The limitations of the study include the fact that it used cross-sectional data and differences between study samples and excluded samples could be found which have implications for its representativeness. None-the-less the uptake of the self-complete questionnaire survey was high and the survey was innovative in providing the opportunity to compare the data retrospectively with past surveys to document a further decline in caries [25], as well as being epidemiologically innovative. Ideally, it would be good to have longitudinal data to provide a better representation of caries trajectories, as with the Dunedin study [39].

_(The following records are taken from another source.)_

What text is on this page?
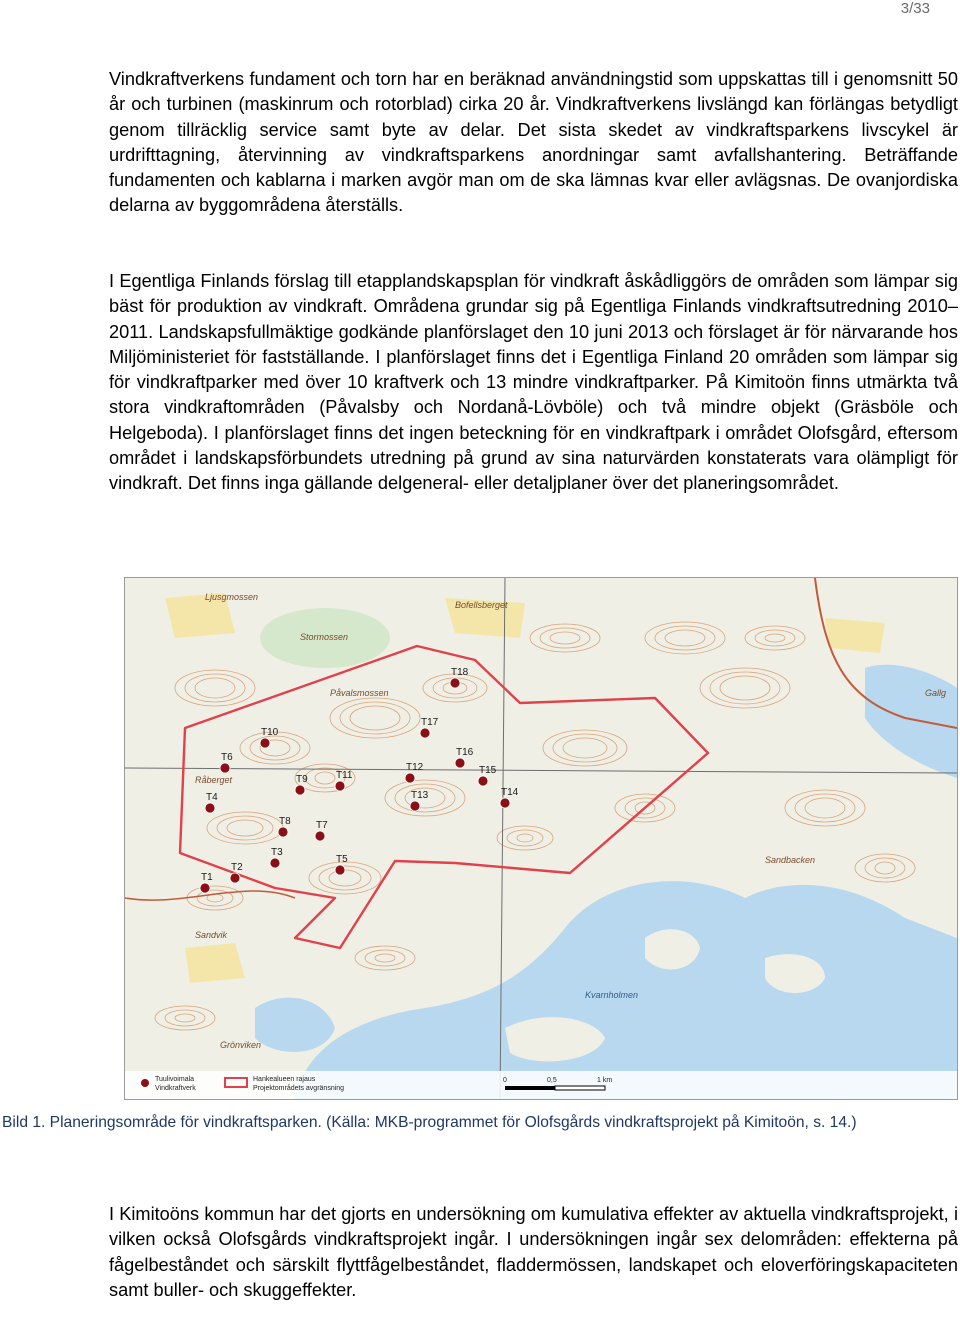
3/33

Vindkraftverkens fundament och torn har en beräknad användningstid som uppskattas till i genomsnitt 50 år och turbinen (maskinrum och rotorblad) cirka 20 år. Vindkraftverkens livslängd kan förlängas betydligt genom tillräcklig service samt byte av delar. Det sista skedet av vindkraftsparkens livscykel är urdrifttagning, återvinning av vindkraftsparkens anordningar samt avfallshantering. Beträffande fundamenten och kablarna i marken avgör man om de ska lämnas kvar eller avlägsnas. De ovanjordiska delarna av byggområdena återställs.

I Egentliga Finlands förslag till etapplandskapsplan för vindkraft åskådliggörs de områden som lämpar sig bäst för produktion av vindkraft. Områdena grundar sig på Egentliga Finlands vindkraftsutredning 2010–2011. Landskapsfullmäktige godkände planförslaget den 10 juni 2013 och förslaget är för närvarande hos Miljöministeriet för fastställande. I planförslaget finns det i Egentliga Finland 20 områden som lämpar sig för vindkraftparker med över 10 kraftverk och 13 mindre vindkraftparker. På Kimitoön finns utmärkta två stora vindkraftområden (Påvalsby och Nordanå-Lövböle) och två mindre objekt (Gräsböle och Helgeboda). I planförslaget finns det ingen beteckning för en vindkraftpark i området Olofsgård, eftersom området i landskapsförbundets utredning på grund av sina naturvärden konstaterats vara olämpligt för vindkraft. Det finns inga gällande delgeneral- eller detaljplaner över det planeringsområdet.

T18
T17
T10
T16
T6
T12	T15
T9
T4
T11
T13	T14
T8	T7
T5
T3
T2
T1
Ljusgmossen
Bofellsberget
Stormossen
Påvalsmossen	Gallg
Råberget
Sandvik
Sandbacken
Kvarnholmen
Grönviken
Tuulivoimala
Vindkraftverk
Hankealueen rajaus
Projektområdets avgränsning
0	0,5	1 km

Bild 1. Planeringsområde för vindkraftsparken. (Källa: MKB-programmet för Olofsgårds vindkraftsprojekt på Kimitoön, s. 14.)

I Kimitoöns kommun har det gjorts en undersökning om kumulativa effekter av aktuella vindkraftsprojekt, i vilken också Olofsgårds vindkraftsprojekt ingår. I undersökningen ingår sex delområden: effekterna på fågelbeståndet och särskilt flyttfågelbeståndet, fladdermössen, landskapet och eloverföringskapaciteten samt buller- och skuggeffekter.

The present findings have very important implications for public health policy, starting with epidemiology. First, initial stage of dental caries occupied almost half of decay-experienced surfaces/teeth in children according to information of CDHS 2013. Thus, if epidemiological surveys just focus on obvious decay to achieve comparability with past surveys, the findings will seriously underestimate the prevalence of disease, and provide limited insight to the planning of health interventions. Reporting dental caries levels at the clinical decay threshold is increasingly important and possible, and the methodology used by the CDHS 2013 survey can be useful to other countries and should be replicated in the UK in future surveys. Second, The volume of enamel caries in both age-groups, highlight the really important opportunity to recognise and arrest progression of these non-cavitation lesions – if they are controlled many restorations and repeated restorations will be prevented with cost savings [24, 25]. Action is required to alter children’s risk of oral disease. Third, caries susceptibility follows a clear pattern with left: right symmetry, and certain upper: lower symmetry with these modest differences reducing with age. This tendency indicates high requirements of early dental interventions, i.e. pit and fissure sealing and preventive resin restoration, particularly in first molars and second molars whose asymmetrical teeth already infected by dental decay. Fourth, and finally, given the pattern of disease in society and multiple risk factors, further research needs to be addressed to explore a way of categorizing individuals into different dental caries affected patterns.